Ocorre habitualmente de forma silenciosa e rápida, em ambientes familiares como a banheira, piscina, lago de jardim, poço, tanque, rio, praia, baldes e alguidares.
Quando uma criança se afoga não se ouve barulho, porque ela não esbraceja, não grita. Tem a cabeça proporcionalmente maior e mais pesada em relação ao restante corpo, pelo que esta é a primeira a entrar, quando se desequilibra. Quando cai na água desmaia causando lesões cerebrais em 5 minutos e morte em 20 minutos.
Muitos afogamentos de crianças ocorrem porque os adultos se ausentam por “um minuto” para atender o telefone, ir buscar o lanche, etc.

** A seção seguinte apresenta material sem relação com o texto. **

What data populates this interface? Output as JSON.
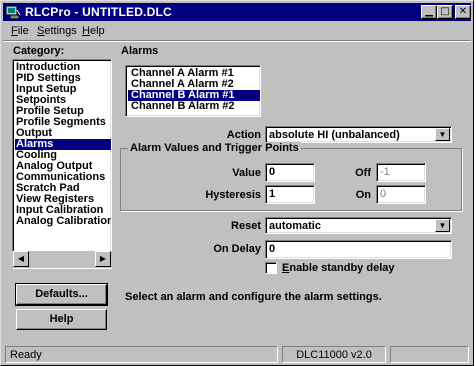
{
  "titlebar": {
    "title": "RLCPro - UNTITLED.DLC",
    "minimize_glyph": "▁",
    "maximize_glyph": "□",
    "close_glyph": "✕"
  },
  "menu": [
    {
      "label": "File",
      "mnemonic": "F"
    },
    {
      "label": "Settings",
      "mnemonic": "S"
    },
    {
      "label": "Help",
      "mnemonic": "H"
    }
  ],
  "category_heading": "Category:",
  "categories": [
    "Introduction",
    "PID Settings",
    "Input Setup",
    "Setpoints",
    "Profile Setup",
    "Profile Segments",
    "Output",
    "Alarms",
    "Cooling",
    "Analog Output",
    "Communications",
    "Scratch Pad",
    "View Registers",
    "Input Calibration",
    "Analog Calibration"
  ],
  "selected_category": "Alarms",
  "buttons": {
    "defaults": "Defaults...",
    "help": "Help"
  },
  "section_title": "Alarms",
  "alarms": [
    "Channel A Alarm #1",
    "Channel A Alarm #2",
    "Channel B Alarm #1",
    "Channel B Alarm #2"
  ],
  "selected_alarm": "Channel B Alarm #1",
  "action": {
    "label": "Action",
    "value": "absolute HI (unbalanced)"
  },
  "group_title": "Alarm Values and Trigger Points",
  "value_field": {
    "label": "Value",
    "value": "0"
  },
  "off_field": {
    "label": "Off",
    "value": "-1"
  },
  "hysteresis_field": {
    "label": "Hysteresis",
    "value": "1"
  },
  "on_field": {
    "label": "On",
    "value": "0"
  },
  "reset": {
    "label": "Reset",
    "value": "automatic"
  },
  "on_delay": {
    "label": "On Delay",
    "value": "0"
  },
  "standby": {
    "label": "Enable standby delay",
    "mnemonic": "E",
    "checked": false
  },
  "hint": "Select an alarm and configure the alarm settings.",
  "status": {
    "left": "Ready",
    "center": "DLC11000 v2.0",
    "right": ""
  }
}
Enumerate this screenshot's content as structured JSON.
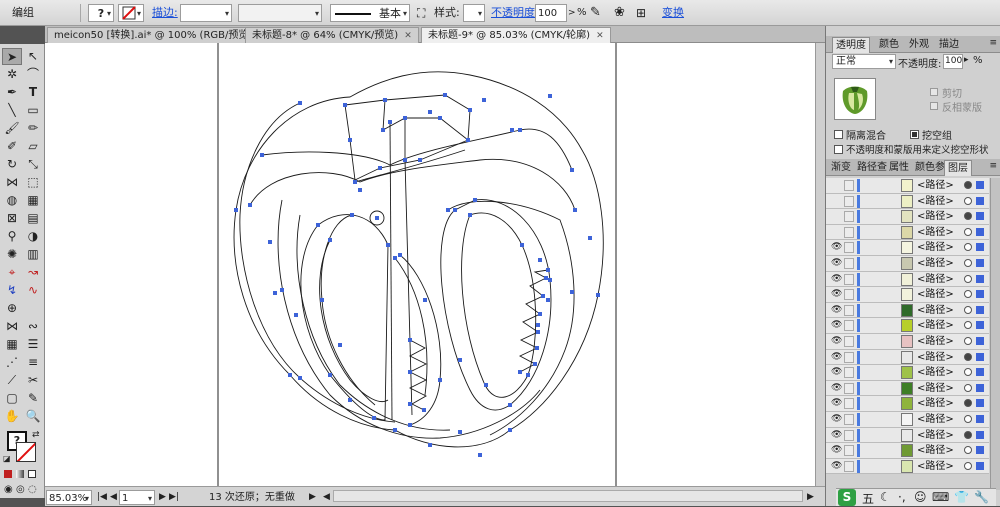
{
  "control_bar": {
    "mode_label": "编组",
    "question_mark": "?",
    "stroke_label": "描边:",
    "stroke_style": "基本",
    "style_label": "样式:",
    "opacity_label": "不透明度:",
    "opacity_value": "100",
    "opacity_unit": "%",
    "transform_label": "变换"
  },
  "document_tabs": [
    {
      "label": "meicon50 [转换].ai* @ 100% (RGB/预览)",
      "active": false
    },
    {
      "label": "未标题-8* @ 64% (CMYK/预览)",
      "active": false
    },
    {
      "label": "未标题-9* @ 85.03% (CMYK/轮廓)",
      "active": true
    }
  ],
  "status_bar": {
    "zoom": "85.03%",
    "page": "1",
    "status_text": "13 次还原；无重做"
  },
  "transparency_panel": {
    "tabs": [
      "透明度",
      "颜色",
      "外观",
      "描边"
    ],
    "blend_mode": "正常",
    "opacity_label": "不透明度:",
    "opacity_value": "100",
    "opacity_unit": "%",
    "clip_label": "剪切",
    "invert_mask_label": "反相蒙版",
    "isolate_blending_label": "隔离混合",
    "knockout_group_label": "挖空组",
    "opacity_mask_label": "不透明度和蒙版用来定义挖空形状"
  },
  "layers_panel": {
    "tabs": [
      "渐变",
      "路径查",
      "属性",
      "颜色参",
      "图层"
    ],
    "rows": [
      {
        "label": "<路径>",
        "visible": false,
        "thumb": "#f2f2cc",
        "target_filled": true
      },
      {
        "label": "<路径>",
        "visible": false,
        "thumb": "#ecefc4",
        "target_filled": false
      },
      {
        "label": "<路径>",
        "visible": false,
        "thumb": "#e2e3c0",
        "target_filled": true
      },
      {
        "label": "<路径>",
        "visible": false,
        "thumb": "#dcd8a8",
        "target_filled": false
      },
      {
        "label": "<路径>",
        "visible": true,
        "thumb": "#f4f4e0",
        "target_filled": false
      },
      {
        "label": "<路径>",
        "visible": true,
        "thumb": "#c8c8b0",
        "target_filled": false
      },
      {
        "label": "<路径>",
        "visible": true,
        "thumb": "#f0f0d8",
        "target_filled": false
      },
      {
        "label": "<路径>",
        "visible": true,
        "thumb": "#f2f2dc",
        "target_filled": false
      },
      {
        "label": "<路径>",
        "visible": true,
        "thumb": "#2f6a2a",
        "target_filled": false
      },
      {
        "label": "<路径>",
        "visible": true,
        "thumb": "#b7cf2a",
        "target_filled": false
      },
      {
        "label": "<路径>",
        "visible": true,
        "thumb": "#e7c2c2",
        "target_filled": false
      },
      {
        "label": "<路径>",
        "visible": true,
        "thumb": "#e8e8e8",
        "target_filled": true
      },
      {
        "label": "<路径>",
        "visible": true,
        "thumb": "#9fc24a",
        "target_filled": false
      },
      {
        "label": "<路径>",
        "visible": true,
        "thumb": "#3e7e26",
        "target_filled": false
      },
      {
        "label": "<路径>",
        "visible": true,
        "thumb": "#8fb43c",
        "target_filled": true
      },
      {
        "label": "<路径>",
        "visible": true,
        "thumb": "#f4f4f4",
        "target_filled": false
      },
      {
        "label": "<路径>",
        "visible": true,
        "thumb": "#e9e9e9",
        "target_filled": true
      },
      {
        "label": "<路径>",
        "visible": true,
        "thumb": "#6f9a34",
        "target_filled": false
      },
      {
        "label": "<路径>",
        "visible": true,
        "thumb": "#d9e6b0",
        "target_filled": false
      }
    ]
  },
  "colors": {
    "anchor_point": "#3d63d8",
    "selection_blue": "#3d63d8",
    "link_blue": "#1a4fd8"
  }
}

Piscinas – grande perigo de afogamento!
Devem ser cobertas e / ou possuir vedação constituída por um portão que se feche e tranque automaticamente, com fecho fora do alcance das mãos, um mecanismo só possível de abrir através de duas acções distintas e coordenadas e não ser escalável. Sem intervalos que permitam a passagem da cabeça ou de outras partes do corpo da criança e ser sólido e estável. Nenhum sistema é totalmente à prova de criança. O que se pretende é atrasar o acesso à água, dando mais tempo ao adulto para detectar quando falha a sua vigilância.
Nas zonas agrícolas cuidado com a segurança à volta dos poços e tanques.
Recomendações: - Frequentar praias e piscinas vigiadas;
- Localizar o nadador salvador e informar-se sobre as precauções a tomar;
- Utilizar braçadeiras ou coletes ajustados ao corpo;
- Habituar as crianças a andar de braçadeira junto aos ambientes aquáticos;
- Vigiar permanentemente a criança quando estiver na água ou perto dela;
- Retirar da piscina todos os brinquedos flutuantes e apelativos que possam atrair a criança;
- Quando houver festas com muita gente estabelecer um sistema de vigilância, que pode ser rotativo, no qual há sempre um adulto designado para a tarefa exclusiva de olhar pelas crianças que se aproximam da zona da piscina;
- Explicar os perigos de nadar em piscinas ou no mar;
- Ensinar as crianças a nadar e a ter comportamentos seguros na água;
- Usar bóias ou colchões pode ser perigoso;
- Formação em primeiros socorros, porque são os familiares que habitualmente encontram as crianças;
- Vigilância redobrada quando for de férias, principalmente no 1º dia, até conhecer bem o local;
- Trancar portas de acesso a locais com água;
- Esconder a tampa da banheira, para que a criança não consiga enchê-la sozinha;
- Protecção das piscinas com barreiras físicas.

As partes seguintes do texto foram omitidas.